0

I want to replicate a Stata do.file (panel model) in R, but unfortunately I'm ending up with the wrong standard error estimates. The data is proprietary, so I can't post it here. The Stata code used looks like:

xtreg  Y X, vce(cluster countrycodeid) fe nonest dfadj 

With fe for fixed effects, nonest indicating that the panels are not nested within the clusters, and dfadj for the fact that some sort of DF-adjustment takes place - not possible to find out which sort as of now.

My R-Code looks like this and makes me end up with the right coefficient values:

model <- plm(Y~X+as.factor(year),data=panel,model="within",index=c("codeid","year"))

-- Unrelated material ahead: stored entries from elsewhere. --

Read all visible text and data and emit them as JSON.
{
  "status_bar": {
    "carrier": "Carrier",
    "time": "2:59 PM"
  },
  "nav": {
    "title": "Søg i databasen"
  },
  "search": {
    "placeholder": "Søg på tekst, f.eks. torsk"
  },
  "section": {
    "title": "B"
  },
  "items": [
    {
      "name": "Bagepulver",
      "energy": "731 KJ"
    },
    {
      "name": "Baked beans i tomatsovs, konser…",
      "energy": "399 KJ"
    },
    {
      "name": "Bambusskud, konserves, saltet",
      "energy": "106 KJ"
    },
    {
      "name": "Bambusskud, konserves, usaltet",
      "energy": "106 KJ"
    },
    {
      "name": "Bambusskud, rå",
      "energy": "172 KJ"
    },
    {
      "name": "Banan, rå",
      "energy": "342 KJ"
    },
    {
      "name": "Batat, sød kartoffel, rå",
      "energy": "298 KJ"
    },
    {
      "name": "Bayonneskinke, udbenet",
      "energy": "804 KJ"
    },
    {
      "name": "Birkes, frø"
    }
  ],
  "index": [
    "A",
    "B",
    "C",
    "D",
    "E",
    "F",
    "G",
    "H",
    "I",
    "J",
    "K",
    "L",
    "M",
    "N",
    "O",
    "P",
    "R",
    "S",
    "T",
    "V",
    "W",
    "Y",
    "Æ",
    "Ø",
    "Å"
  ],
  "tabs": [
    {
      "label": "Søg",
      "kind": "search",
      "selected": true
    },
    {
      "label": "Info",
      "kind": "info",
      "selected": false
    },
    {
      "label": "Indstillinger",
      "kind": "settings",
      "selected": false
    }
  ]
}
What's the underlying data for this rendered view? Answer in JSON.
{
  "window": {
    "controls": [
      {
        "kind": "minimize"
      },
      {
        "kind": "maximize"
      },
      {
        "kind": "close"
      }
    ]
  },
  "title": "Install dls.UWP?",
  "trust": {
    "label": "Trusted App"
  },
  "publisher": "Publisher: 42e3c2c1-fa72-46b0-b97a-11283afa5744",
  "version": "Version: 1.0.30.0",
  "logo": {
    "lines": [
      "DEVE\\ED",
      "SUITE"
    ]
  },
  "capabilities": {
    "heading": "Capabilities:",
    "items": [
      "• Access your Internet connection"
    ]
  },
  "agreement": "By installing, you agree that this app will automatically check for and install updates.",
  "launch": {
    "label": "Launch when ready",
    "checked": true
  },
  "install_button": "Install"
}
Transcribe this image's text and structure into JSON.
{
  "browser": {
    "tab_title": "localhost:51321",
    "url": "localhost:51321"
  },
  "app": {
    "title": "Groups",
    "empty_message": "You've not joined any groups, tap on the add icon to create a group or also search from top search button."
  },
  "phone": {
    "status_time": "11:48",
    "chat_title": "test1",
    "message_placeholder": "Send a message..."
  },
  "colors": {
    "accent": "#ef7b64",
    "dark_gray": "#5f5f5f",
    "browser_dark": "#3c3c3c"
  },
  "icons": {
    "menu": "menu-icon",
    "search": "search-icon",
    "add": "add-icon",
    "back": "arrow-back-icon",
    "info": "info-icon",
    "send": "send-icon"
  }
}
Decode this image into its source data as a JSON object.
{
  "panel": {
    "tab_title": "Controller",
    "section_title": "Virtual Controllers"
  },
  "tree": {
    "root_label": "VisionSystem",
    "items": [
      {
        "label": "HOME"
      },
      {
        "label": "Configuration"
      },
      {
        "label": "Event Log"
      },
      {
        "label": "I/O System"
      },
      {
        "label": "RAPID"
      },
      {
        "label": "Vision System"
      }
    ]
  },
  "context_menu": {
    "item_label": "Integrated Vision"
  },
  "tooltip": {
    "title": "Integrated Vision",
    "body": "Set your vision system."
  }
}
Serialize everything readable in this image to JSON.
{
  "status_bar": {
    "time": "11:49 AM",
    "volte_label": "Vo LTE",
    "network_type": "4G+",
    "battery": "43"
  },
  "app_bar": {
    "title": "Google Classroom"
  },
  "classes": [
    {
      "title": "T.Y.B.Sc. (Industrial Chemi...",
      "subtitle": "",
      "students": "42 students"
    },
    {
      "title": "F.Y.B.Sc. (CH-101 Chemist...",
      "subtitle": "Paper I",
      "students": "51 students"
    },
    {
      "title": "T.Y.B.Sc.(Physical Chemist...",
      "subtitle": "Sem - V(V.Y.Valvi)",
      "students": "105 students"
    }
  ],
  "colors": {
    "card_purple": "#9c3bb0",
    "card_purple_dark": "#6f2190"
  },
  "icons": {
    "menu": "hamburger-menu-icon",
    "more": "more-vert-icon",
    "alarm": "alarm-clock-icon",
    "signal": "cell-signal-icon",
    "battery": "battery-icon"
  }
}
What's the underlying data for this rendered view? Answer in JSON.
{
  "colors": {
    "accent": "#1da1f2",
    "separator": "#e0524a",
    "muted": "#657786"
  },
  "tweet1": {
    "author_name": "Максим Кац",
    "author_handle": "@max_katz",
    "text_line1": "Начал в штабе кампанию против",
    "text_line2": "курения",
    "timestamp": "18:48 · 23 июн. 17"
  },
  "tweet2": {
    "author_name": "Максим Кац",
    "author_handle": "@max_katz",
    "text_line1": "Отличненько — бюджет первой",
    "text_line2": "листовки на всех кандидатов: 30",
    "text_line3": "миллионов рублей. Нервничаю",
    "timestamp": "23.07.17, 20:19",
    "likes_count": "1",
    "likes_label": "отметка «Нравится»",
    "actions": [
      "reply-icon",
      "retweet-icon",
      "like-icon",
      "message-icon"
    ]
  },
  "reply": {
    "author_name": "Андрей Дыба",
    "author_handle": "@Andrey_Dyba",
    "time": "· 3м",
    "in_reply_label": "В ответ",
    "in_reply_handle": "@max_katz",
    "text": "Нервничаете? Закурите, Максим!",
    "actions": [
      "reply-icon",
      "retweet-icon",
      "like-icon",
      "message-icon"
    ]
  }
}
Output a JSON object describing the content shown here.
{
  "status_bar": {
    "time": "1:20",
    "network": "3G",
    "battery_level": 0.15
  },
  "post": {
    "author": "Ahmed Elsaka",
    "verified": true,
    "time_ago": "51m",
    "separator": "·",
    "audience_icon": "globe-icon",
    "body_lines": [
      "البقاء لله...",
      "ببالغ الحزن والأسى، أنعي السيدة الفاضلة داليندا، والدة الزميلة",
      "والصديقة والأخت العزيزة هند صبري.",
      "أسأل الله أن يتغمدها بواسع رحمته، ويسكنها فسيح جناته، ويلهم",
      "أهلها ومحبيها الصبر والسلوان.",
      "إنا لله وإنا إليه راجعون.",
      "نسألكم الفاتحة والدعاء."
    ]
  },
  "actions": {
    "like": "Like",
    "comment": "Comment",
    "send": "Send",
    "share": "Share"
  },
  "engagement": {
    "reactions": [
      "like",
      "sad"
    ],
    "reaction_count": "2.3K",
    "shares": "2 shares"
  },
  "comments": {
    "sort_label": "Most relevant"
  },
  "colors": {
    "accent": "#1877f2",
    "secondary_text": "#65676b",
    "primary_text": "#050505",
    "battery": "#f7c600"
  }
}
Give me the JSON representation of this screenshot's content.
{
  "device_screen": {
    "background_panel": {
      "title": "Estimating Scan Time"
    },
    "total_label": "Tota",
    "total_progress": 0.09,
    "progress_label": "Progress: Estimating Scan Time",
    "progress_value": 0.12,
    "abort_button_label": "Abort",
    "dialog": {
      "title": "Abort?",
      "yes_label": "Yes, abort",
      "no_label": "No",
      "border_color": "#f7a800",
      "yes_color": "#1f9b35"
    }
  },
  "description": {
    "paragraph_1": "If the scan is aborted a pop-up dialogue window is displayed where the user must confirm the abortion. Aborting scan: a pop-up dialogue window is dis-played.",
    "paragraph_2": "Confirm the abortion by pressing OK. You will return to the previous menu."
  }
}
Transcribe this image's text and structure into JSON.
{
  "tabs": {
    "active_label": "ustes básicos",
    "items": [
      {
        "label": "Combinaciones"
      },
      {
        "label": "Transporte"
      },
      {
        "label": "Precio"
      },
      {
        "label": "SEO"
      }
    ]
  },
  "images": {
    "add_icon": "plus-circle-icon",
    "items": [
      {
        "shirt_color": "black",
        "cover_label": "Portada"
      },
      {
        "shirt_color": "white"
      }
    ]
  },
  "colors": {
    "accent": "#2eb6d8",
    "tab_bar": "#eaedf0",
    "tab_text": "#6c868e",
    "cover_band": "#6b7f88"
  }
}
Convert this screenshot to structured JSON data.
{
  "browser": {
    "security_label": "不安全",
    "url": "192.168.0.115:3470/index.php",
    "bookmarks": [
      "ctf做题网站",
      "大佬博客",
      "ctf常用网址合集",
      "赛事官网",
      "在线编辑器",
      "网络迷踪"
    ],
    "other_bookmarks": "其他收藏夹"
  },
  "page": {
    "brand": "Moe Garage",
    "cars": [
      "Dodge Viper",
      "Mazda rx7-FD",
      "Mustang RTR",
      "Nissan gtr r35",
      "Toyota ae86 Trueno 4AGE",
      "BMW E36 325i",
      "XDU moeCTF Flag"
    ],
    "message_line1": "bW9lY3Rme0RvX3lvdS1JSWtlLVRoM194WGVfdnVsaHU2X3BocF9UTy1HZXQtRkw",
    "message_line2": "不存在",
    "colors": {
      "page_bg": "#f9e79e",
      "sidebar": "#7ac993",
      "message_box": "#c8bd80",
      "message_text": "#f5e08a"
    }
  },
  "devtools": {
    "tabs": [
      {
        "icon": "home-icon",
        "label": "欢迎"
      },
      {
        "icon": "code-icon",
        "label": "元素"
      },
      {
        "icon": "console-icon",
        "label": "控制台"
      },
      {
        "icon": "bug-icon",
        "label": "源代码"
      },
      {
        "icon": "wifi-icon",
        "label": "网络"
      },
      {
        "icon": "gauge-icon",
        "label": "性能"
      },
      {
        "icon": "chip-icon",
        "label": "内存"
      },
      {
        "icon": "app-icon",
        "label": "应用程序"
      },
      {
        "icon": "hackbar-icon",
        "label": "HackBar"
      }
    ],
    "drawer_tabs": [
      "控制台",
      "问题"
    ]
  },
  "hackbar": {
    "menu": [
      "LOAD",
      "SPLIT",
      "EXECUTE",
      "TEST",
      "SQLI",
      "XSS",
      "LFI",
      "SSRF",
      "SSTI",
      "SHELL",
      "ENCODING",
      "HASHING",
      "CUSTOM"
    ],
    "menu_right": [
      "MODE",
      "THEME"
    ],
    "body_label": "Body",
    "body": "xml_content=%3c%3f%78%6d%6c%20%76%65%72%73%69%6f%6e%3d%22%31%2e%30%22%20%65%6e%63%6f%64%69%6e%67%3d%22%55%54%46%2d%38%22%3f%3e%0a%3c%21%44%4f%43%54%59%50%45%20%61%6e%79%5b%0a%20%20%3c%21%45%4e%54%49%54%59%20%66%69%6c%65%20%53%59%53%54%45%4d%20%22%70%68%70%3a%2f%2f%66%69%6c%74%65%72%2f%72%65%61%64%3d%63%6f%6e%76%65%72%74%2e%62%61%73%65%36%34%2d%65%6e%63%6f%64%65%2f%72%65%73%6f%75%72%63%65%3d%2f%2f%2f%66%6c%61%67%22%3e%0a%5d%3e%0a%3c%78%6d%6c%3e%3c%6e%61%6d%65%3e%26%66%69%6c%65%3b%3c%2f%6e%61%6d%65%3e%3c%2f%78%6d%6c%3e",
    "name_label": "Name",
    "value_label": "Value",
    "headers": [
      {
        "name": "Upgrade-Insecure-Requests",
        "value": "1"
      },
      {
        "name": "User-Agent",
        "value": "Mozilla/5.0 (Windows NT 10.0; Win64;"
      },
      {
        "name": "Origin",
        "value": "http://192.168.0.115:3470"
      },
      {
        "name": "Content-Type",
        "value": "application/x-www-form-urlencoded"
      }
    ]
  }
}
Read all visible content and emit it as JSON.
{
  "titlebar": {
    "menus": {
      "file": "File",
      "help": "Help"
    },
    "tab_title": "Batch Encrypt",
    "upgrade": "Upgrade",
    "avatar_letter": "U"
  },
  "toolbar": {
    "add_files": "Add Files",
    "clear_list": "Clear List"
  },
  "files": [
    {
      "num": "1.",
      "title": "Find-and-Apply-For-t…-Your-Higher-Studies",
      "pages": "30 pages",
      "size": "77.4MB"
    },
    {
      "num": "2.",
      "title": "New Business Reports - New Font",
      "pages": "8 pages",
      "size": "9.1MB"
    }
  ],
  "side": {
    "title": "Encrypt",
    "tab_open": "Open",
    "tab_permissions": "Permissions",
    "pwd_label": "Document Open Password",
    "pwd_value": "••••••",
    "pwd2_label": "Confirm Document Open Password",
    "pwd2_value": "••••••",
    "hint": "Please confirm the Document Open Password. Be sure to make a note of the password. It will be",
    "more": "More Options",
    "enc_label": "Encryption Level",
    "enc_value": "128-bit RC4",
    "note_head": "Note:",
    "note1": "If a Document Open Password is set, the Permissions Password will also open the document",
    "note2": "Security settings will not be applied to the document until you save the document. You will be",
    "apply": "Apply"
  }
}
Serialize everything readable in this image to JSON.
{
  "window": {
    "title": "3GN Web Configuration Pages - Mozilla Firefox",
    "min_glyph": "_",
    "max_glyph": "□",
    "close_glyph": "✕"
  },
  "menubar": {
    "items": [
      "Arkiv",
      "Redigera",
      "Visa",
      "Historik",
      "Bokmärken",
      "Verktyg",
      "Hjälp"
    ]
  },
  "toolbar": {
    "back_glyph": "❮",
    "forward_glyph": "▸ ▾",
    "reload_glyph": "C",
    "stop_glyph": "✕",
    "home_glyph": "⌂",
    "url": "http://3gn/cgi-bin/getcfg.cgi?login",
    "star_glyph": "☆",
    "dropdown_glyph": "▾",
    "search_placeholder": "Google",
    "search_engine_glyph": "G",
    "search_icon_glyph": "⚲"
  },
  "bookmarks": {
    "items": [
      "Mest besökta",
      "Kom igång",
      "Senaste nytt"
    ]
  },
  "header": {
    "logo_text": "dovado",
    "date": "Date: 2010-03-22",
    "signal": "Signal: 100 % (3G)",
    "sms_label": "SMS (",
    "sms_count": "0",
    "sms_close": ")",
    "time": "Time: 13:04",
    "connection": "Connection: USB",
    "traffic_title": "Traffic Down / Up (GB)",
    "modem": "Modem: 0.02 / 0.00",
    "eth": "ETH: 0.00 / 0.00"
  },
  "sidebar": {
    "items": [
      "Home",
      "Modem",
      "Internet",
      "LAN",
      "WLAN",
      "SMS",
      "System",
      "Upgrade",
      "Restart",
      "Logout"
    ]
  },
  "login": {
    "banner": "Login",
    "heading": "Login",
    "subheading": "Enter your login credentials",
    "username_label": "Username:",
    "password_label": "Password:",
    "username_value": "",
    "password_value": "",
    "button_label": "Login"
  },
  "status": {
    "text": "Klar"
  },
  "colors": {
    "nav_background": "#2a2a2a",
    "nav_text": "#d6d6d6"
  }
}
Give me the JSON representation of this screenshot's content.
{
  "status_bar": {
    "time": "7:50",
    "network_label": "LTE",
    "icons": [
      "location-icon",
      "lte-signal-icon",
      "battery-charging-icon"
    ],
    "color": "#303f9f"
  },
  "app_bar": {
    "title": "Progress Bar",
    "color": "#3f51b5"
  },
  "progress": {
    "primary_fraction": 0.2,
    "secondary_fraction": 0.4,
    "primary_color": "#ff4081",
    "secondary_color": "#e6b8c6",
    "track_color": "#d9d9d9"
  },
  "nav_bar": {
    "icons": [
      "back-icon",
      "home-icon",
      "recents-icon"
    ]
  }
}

Now comes the difficult part, which I haven't found a solution for so far, even after trying out numerous sorts of standard error robust estimation methods, for example making extensive use of lmtest and various degrees of freedom transformation methods. The standard errors are supposed to follow a country-year pair pattern (captured by the variable countrycodeid in the Stata code, which takes the form codeid-year, as there appears to be missing data for some variables which are not available on a monthly basis.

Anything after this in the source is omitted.